Genetic Kinship Question

Another Doper and I were talking offboard and the topic of genetics came up. I mentioned offhand that I had read somwhere that I had read that siblings are more closely related to one another than they are to their parents. He disagreed with me and insists that siblings are related to each other as much as they are to their parents. Neither of us have cites.

Can anyone clear this up for us?

I think I have been told that because siblings share the same genet make up (half of each parent ), they are just like each other but only half like either parent, thdy are more closely related


Spelling and grammer subject to change without notice

On average, siblings share have 50% of their genes identical, exactly the same as with either parent.

Almost all of the genes of two humans are identical. 99+%. So let’s skip over that and focus only of those that differ.

Take 100 genes that two parents do not share. Parent A has genes A1, A2, A3, … A1000. Parent B has genes B1, B2, B3, … B1000.

Child C gets genes A1, B2, B3, A4, … B1000. Child D gets genes A1, B2, A3, A4, … A1000.

Each child averages about 50% of those genes with a given parent. (But still over 99% total.) Therefore, for each parent, each sibling will share 25% (.5 times .5) of that parent’s subset of genes. Since they have two parents in common, multiply 25% times 2 to get 50%. Again, this is only for the genes in the parents that are different.

(There is a lot of complicated stuff about gene-chromosome mixing that I’m skipping over. It really isn’t a single gene 50% independent chance for everything.)

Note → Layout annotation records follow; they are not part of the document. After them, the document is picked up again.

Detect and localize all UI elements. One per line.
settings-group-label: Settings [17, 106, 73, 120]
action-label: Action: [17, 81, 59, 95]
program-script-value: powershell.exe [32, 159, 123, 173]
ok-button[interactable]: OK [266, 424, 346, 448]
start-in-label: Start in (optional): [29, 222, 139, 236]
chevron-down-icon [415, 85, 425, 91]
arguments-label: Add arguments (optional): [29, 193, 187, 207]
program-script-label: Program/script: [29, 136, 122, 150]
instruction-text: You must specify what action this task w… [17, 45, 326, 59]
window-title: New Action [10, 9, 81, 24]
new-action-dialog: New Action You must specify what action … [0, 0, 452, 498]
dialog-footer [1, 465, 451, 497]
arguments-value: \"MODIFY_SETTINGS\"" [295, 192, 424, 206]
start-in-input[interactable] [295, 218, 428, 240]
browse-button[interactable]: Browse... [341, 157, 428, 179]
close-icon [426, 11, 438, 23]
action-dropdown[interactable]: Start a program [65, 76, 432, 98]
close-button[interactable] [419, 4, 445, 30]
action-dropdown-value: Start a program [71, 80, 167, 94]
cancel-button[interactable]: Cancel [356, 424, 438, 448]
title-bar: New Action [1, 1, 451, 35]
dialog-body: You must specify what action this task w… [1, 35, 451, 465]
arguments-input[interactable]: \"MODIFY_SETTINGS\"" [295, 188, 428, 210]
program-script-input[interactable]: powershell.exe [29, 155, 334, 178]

There’s also more variance between siblings. That is to say: A child is guaranteed to share exactly half of their varying genes with each parent (assuming that the parents shared no genes), but that proportion can range between 0 and 100% between siblings (though those extremes would of course be exceedingly rare). On average, though, it’s still 50%.

Continuing for other relatives, there’s 1/4 consanguinuity between a grandparent and grandchild, a niece/nephew and aunt/uncle, or half-siblings, 1/8 between great-grandparent and great-grandchild or first cousins, and in general, for nth cousins k times removed, the consanguinuity is 1 in (2*4[sup]n[/sup]2[sup]k[/sup]) and for half-nth-cousins k times removed, it’s 1 in (44[sup]n[/sup]*2[sup]k[/sup]). Siblings can bee considered zeroth cousins, aunts and uncles of degree k can be considered zeroth cousins k times removed, and descendants or ancestors of degree k can be considered negative oneth cousins k times removed. That should be enough to cover all blood relations without inbreeding; with inbreeding things get too complicated to sum up in a single quick formula.